Electroencephalography (EEG) foundation models have shown strong potential for learning generalizable representations from large-scale neural data, yet their clinical deployment is hindered by distribution shifts across clinical settings, devices, and populations. Test-time adaptation (TTA) offers a promising solution by enabling models to adapt to unlabeled target data during inference without access to source data, a valuable property in healthcare settings constrained by privacy regulations and limited labeled data. However, its effectiveness for EEG remains largely underexplored. In this work, we introduce NeuroAdapt-Bench, a systematic benchmark for evaluating test-time adaptation methods on EEG foundation models under realistic distribution shifts. We evaluate representative TTA approaches from other domains across multiple pretrained foundation models, diverse downstream tasks, and heterogeneous datasets spanning in-distribution, out-of-distribution, and extreme modality shifts (e.g., Ear-EEG).
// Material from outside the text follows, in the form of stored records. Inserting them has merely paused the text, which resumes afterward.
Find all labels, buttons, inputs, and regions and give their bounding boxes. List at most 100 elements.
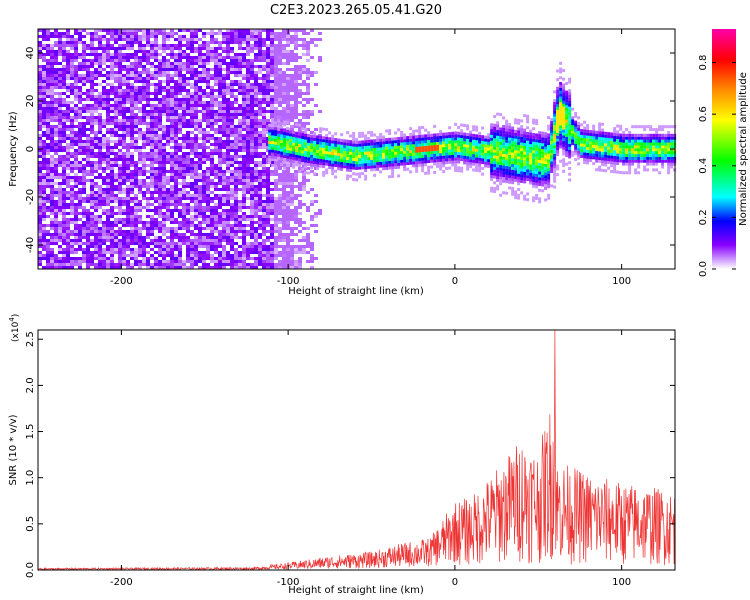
spectrogram-cell	[174, 119, 178, 122]
spectrogram-cell	[142, 53, 146, 56]
spectrogram-cell	[170, 56, 174, 59]
spectrogram-cell	[254, 80, 258, 83]
spectrogram-cell	[302, 125, 306, 128]
spectrogram-cell	[74, 113, 78, 116]
spectrogram-cell	[86, 179, 90, 182]
spectrogram-cell	[130, 251, 134, 254]
spectrogram-cell	[222, 80, 226, 83]
spectrogram-cell	[186, 221, 190, 224]
spectrogram-cell	[283, 146, 287, 150]
spectrogram-cell	[174, 38, 178, 41]
spectrogram-cell	[38, 35, 42, 38]
spectrogram-cell	[286, 182, 290, 185]
spectrogram-cell	[270, 257, 274, 260]
spectrogram-cell	[142, 29, 146, 32]
spectrogram-cell	[222, 158, 226, 161]
spectrogram-cell	[142, 122, 146, 125]
spectrogram-cell	[178, 116, 182, 119]
spectrogram-cell	[58, 92, 62, 95]
spectrogram-cell	[198, 119, 202, 122]
spectrogram-cell	[82, 107, 86, 110]
spectrogram-cell	[182, 110, 186, 113]
spectrogram-cell	[322, 144, 326, 148]
spectrogram-cell	[301, 153, 305, 157]
spectrogram-cell	[118, 254, 122, 257]
spectrogram-cell	[278, 92, 282, 95]
spectrogram-cell	[230, 113, 234, 116]
spectrogram-cell	[202, 182, 206, 185]
spectrogram-cell	[214, 56, 218, 59]
spectrogram-cell	[146, 92, 150, 95]
spectrogram-cell	[90, 86, 94, 89]
spectrogram-cell	[90, 161, 94, 164]
spectrogram-cell	[258, 236, 262, 239]
spectrogram-cell	[110, 158, 114, 161]
spectrogram-cell	[162, 218, 166, 221]
spectrogram-cell	[238, 107, 242, 110]
spectrogram-cell	[246, 35, 250, 38]
spectrogram-cell	[146, 86, 150, 89]
spectrogram-cell	[158, 188, 162, 191]
spectrogram-cell	[86, 218, 90, 221]
spectrogram-cell	[234, 233, 238, 236]
spectrogram-cell	[234, 98, 238, 101]
spectrogram-cell	[298, 113, 302, 116]
spectrogram-cell	[158, 164, 162, 167]
spectrogram-cell	[286, 170, 290, 173]
spectrogram-cell	[74, 32, 78, 35]
spectrogram-cell	[246, 122, 250, 125]
spectrogram-cell	[198, 53, 202, 56]
spectrogram-cell	[42, 134, 46, 137]
spectrogram-cell	[158, 113, 162, 116]
spectrogram-cell	[352, 152, 356, 156]
spectrogram-cell	[186, 92, 190, 95]
spectrogram-cell	[42, 248, 46, 251]
spectrogram-cell	[274, 200, 278, 203]
spectrogram-cell	[114, 188, 118, 191]
spectrogram-cell	[74, 107, 78, 110]
spectrogram-cell	[242, 59, 246, 62]
spectrogram-cell	[182, 155, 186, 158]
spectrogram-cell	[42, 107, 46, 110]
spectrogram-cell	[54, 233, 58, 236]
spectrogram-cell	[361, 131, 365, 135]
spectrogram-cell	[258, 50, 262, 53]
spectrogram-cell	[262, 95, 266, 98]
spectrogram-cell	[130, 197, 134, 200]
spectrogram-cell	[42, 131, 46, 134]
spectrogram-cell	[38, 224, 42, 227]
spectrogram-cell	[182, 236, 186, 239]
spectrogram-cell	[270, 116, 274, 119]
spectrogram-cell	[278, 236, 282, 239]
spectrogram-cell	[278, 113, 282, 116]
spectrogram-cell	[222, 110, 226, 113]
spectrogram-cell	[280, 131, 284, 135]
spectrogram-cell	[226, 32, 230, 35]
spectrogram-cell	[42, 89, 46, 92]
spectrogram-cell	[306, 89, 310, 92]
spectrogram-cell	[210, 134, 214, 137]
spectrogram-cell	[242, 218, 246, 221]
spectrogram-cell	[242, 251, 246, 254]
spectrogram-cell	[230, 47, 234, 50]
spectrogram-cell	[74, 236, 78, 239]
spectrogram-cell	[110, 251, 114, 254]
spectrogram-cell	[130, 125, 134, 128]
spectrogram-cell	[242, 137, 246, 140]
spectrogram-cell	[170, 53, 174, 56]
spectrogram-cell	[174, 98, 178, 101]
spectrogram-cell	[182, 74, 186, 77]
spectrogram-cell	[154, 128, 158, 131]
spectrogram-cell	[178, 77, 182, 80]
spectrogram-cell	[274, 236, 278, 239]
spectrogram-cell	[130, 200, 134, 203]
spectrogram-cell	[182, 65, 186, 68]
spectrogram-cell	[307, 142, 311, 146]
spectrogram-cell	[174, 47, 178, 50]
spectrogram-cell	[42, 236, 46, 239]
spectrogram-cell	[122, 122, 126, 125]
spectrogram-cell	[258, 119, 262, 122]
spectrogram-cell	[186, 89, 190, 92]
spectrogram-cell	[286, 251, 290, 254]
spectrogram-cell	[38, 122, 42, 125]
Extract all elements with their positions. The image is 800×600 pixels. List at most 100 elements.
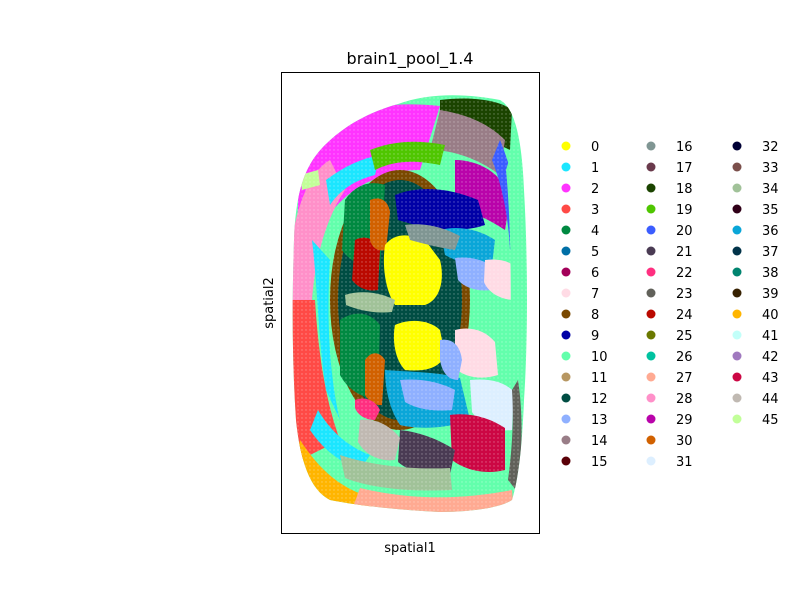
legend-marker (561, 162, 571, 172)
legend: 0123456789101112131415161718192021222324… (561, 140, 779, 470)
legend-marker (732, 225, 742, 235)
legend-label: 16 (676, 140, 693, 155)
plot-area-frame (281, 72, 540, 534)
legend-marker (646, 141, 656, 151)
legend-marker (646, 393, 656, 403)
legend-marker (646, 225, 656, 235)
legend-marker (646, 267, 656, 277)
legend-marker (561, 435, 571, 445)
legend-item: 27 (646, 371, 693, 386)
legend-label: 31 (676, 455, 693, 470)
legend-item: 38 (732, 266, 779, 281)
legend-label: 36 (762, 224, 779, 239)
legend-marker (646, 309, 656, 319)
legend-marker (732, 267, 742, 277)
legend-label: 39 (762, 287, 779, 302)
legend-label: 44 (762, 392, 779, 407)
legend-label: 7 (591, 287, 599, 302)
legend-item: 29 (646, 413, 693, 428)
legend-marker (646, 435, 656, 445)
legend-label: 3 (591, 203, 599, 218)
legend-marker (646, 414, 656, 424)
legend-label: 34 (762, 182, 779, 197)
legend-item: 31 (646, 455, 693, 470)
legend-label: 43 (762, 371, 779, 386)
legend-item: 41 (732, 329, 779, 344)
legend-item: 26 (646, 350, 693, 365)
legend-item: 37 (732, 245, 779, 260)
legend-item: 0 (561, 140, 599, 155)
legend-item: 15 (561, 455, 608, 470)
legend-marker (561, 183, 571, 193)
legend-label: 38 (762, 266, 779, 281)
legend-marker (561, 393, 571, 403)
legend-item: 13 (561, 413, 608, 428)
legend-marker (561, 141, 571, 151)
legend-item: 16 (646, 140, 693, 155)
legend-item: 39 (732, 287, 779, 302)
legend-label: 45 (762, 413, 779, 428)
legend-marker (732, 141, 742, 151)
legend-label: 11 (591, 371, 608, 386)
legend-label: 25 (676, 329, 693, 344)
legend-item: 23 (646, 287, 693, 302)
legend-item: 35 (732, 203, 779, 218)
legend-item: 36 (732, 224, 779, 239)
legend-label: 5 (591, 245, 599, 260)
legend-label: 27 (676, 371, 693, 386)
legend-item: 22 (646, 266, 693, 281)
legend-marker (732, 414, 742, 424)
legend-label: 12 (591, 392, 608, 407)
legend-item: 45 (732, 413, 779, 428)
legend-label: 8 (591, 308, 599, 323)
legend-label: 17 (676, 161, 693, 176)
legend-item: 43 (732, 371, 779, 386)
legend-item: 9 (561, 329, 599, 344)
legend-label: 14 (591, 434, 608, 449)
legend-marker (646, 288, 656, 298)
legend-marker (561, 225, 571, 235)
legend-label: 0 (591, 140, 599, 155)
legend-label: 19 (676, 203, 693, 218)
legend-item: 5 (561, 245, 599, 260)
legend-marker (732, 183, 742, 193)
legend-marker (732, 309, 742, 319)
legend-label: 2 (591, 182, 599, 197)
legend-marker (561, 414, 571, 424)
legend-marker (646, 204, 656, 214)
legend-label: 40 (762, 308, 779, 323)
legend-item: 1 (561, 161, 599, 176)
legend-item: 25 (646, 329, 693, 344)
legend-label: 15 (591, 455, 608, 470)
legend-marker (646, 372, 656, 382)
legend-item: 44 (732, 392, 779, 407)
legend-item: 30 (646, 434, 693, 449)
spot-grid-texture (292, 95, 527, 512)
y-axis-label: spatial2 (262, 277, 277, 329)
legend-marker (732, 204, 742, 214)
x-axis-label: spatial1 (384, 541, 436, 556)
legend-marker (646, 183, 656, 193)
legend-item: 19 (646, 203, 693, 218)
chart-title: brain1_pool_1.4 (347, 49, 474, 69)
legend-item: 11 (561, 371, 608, 386)
legend-label: 32 (762, 140, 779, 155)
legend-marker (561, 267, 571, 277)
legend-label: 26 (676, 350, 693, 365)
legend-label: 33 (762, 161, 779, 176)
legend-item: 40 (732, 308, 779, 323)
legend-label: 35 (762, 203, 779, 218)
legend-item: 4 (561, 224, 599, 239)
legend-label: 23 (676, 287, 693, 302)
legend-label: 42 (762, 350, 779, 365)
legend-marker (732, 372, 742, 382)
legend-item: 28 (646, 392, 693, 407)
legend-item: 14 (561, 434, 608, 449)
legend-label: 13 (591, 413, 608, 428)
legend-marker (561, 288, 571, 298)
legend-marker (732, 162, 742, 172)
legend-marker (561, 309, 571, 319)
legend-item: 21 (646, 245, 693, 260)
legend-marker (732, 351, 742, 361)
legend-item: 17 (646, 161, 693, 176)
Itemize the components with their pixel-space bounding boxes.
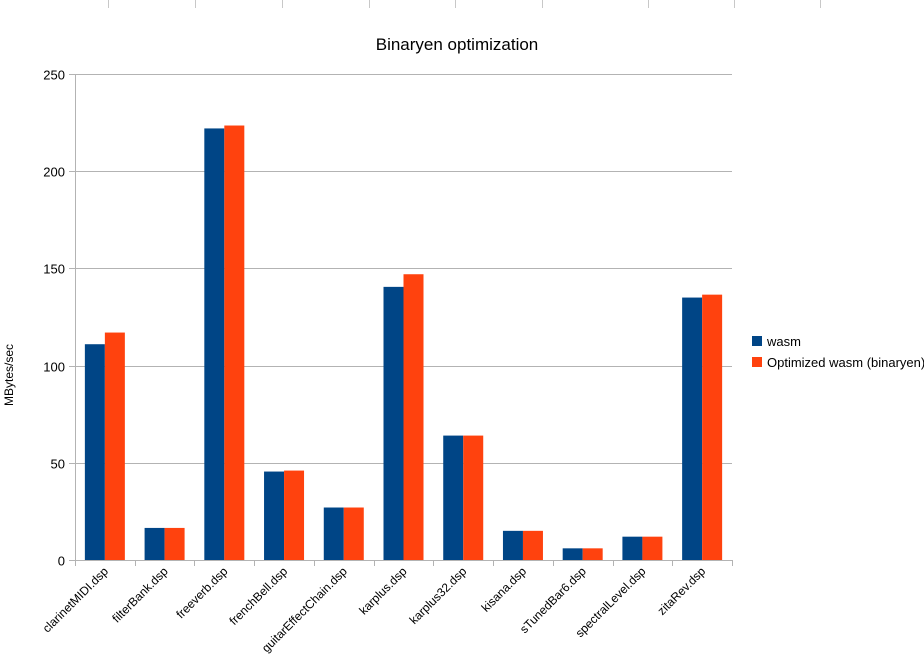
y-tick-label: 0 bbox=[58, 554, 65, 569]
bar-wasm-clarinetmidi-dsp bbox=[84, 344, 105, 560]
chart-title: Binaryen optimization bbox=[376, 35, 539, 54]
x-category-label: karplus.dsp bbox=[356, 564, 410, 618]
bar-optimized-clarinetmidi-dsp bbox=[104, 332, 125, 560]
bar-optimized-guitareffectchain-dsp bbox=[343, 507, 364, 560]
bar-wasm-frenchbell-dsp bbox=[264, 471, 285, 560]
bar-wasm-freeverb-dsp bbox=[204, 128, 225, 560]
bar-wasm-filterbank-dsp bbox=[144, 527, 165, 560]
bar-wasm-kisana-dsp bbox=[502, 530, 523, 560]
gridlines bbox=[75, 74, 732, 464]
bars bbox=[84, 125, 723, 561]
bar-wasm-karplus-dsp bbox=[383, 286, 404, 560]
y-tick-label: 250 bbox=[43, 68, 65, 83]
y-tick-label: 50 bbox=[51, 457, 65, 472]
bar-optimized-kisana-dsp bbox=[522, 530, 543, 560]
x-category-label: karplus32.dsp bbox=[407, 564, 470, 627]
bar-optimized-freeverb-dsp bbox=[224, 125, 245, 561]
legend-swatch bbox=[752, 357, 762, 367]
bar-wasm-zitarev-dsp bbox=[682, 297, 703, 560]
bar-optimized-karplus-dsp bbox=[403, 274, 424, 560]
bar-optimized-karplus32-dsp bbox=[463, 435, 484, 560]
x-category-label: zitaRev.dsp bbox=[655, 564, 709, 618]
bar-wasm-spectrallevel-dsp bbox=[622, 536, 643, 560]
x-category-label: clarinetMIDI.dsp bbox=[40, 564, 111, 635]
bar-optimized-stunedbar6-dsp bbox=[582, 548, 603, 560]
bar-wasm-stunedbar6-dsp bbox=[562, 548, 583, 560]
y-tick-label: 150 bbox=[43, 262, 65, 277]
x-category-label: freeverb.dsp bbox=[173, 564, 230, 621]
legend-swatch bbox=[752, 336, 762, 346]
x-category-label: kisana.dsp bbox=[479, 564, 530, 615]
bar-optimized-filterbank-dsp bbox=[164, 527, 185, 560]
x-category-label: frenchBell.dsp bbox=[226, 564, 290, 628]
bar-optimized-zitarev-dsp bbox=[702, 294, 723, 560]
y-tick-label: 200 bbox=[43, 165, 65, 180]
legend: wasm Optimized wasm (binaryen) bbox=[752, 334, 924, 370]
bar-wasm-guitareffectchain-dsp bbox=[323, 507, 344, 560]
bar-optimized-frenchbell-dsp bbox=[284, 470, 305, 560]
bar-optimized-spectrallevel-dsp bbox=[642, 536, 663, 560]
y-tick-label: 100 bbox=[43, 360, 65, 375]
x-category-label: filterBank.dsp bbox=[109, 564, 171, 626]
legend-label: Optimized wasm (binaryen) bbox=[767, 355, 924, 370]
bar-wasm-karplus32-dsp bbox=[443, 435, 464, 560]
y-axis-title: MBytes/sec bbox=[2, 344, 16, 406]
y-axis-ticks: 0 50 100 150 200 250 bbox=[43, 68, 75, 569]
top-tick-marks bbox=[108, 0, 821, 8]
legend-label: wasm bbox=[766, 334, 801, 349]
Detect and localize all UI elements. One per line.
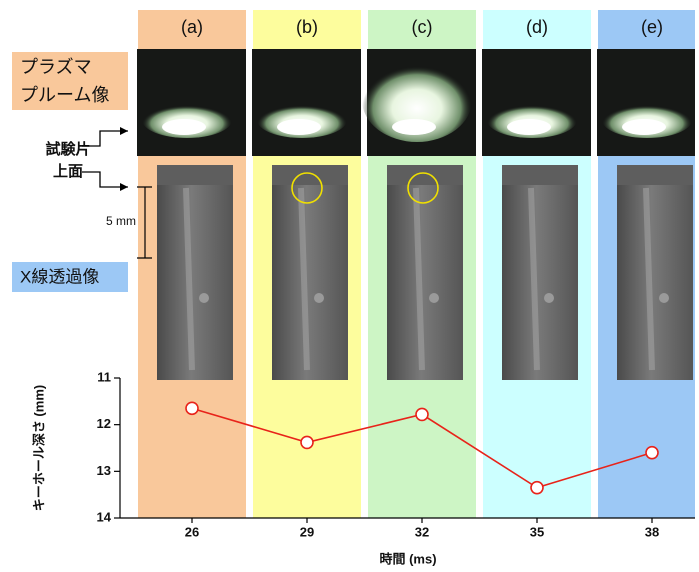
x-tick-label: 32: [415, 524, 429, 539]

Our results show that standard TTA methods yield inconsistent gains and often degrade performance, with gradient-based approaches particularly prone to heavy degradation. In contrast, optimization-free methods demonstrate greater stability and more reliable improvements. These findings highlight the limitations of existing TTA techniques in EEG, provide guidance for future development, and underscore the need for domain-specific adaptation strategies.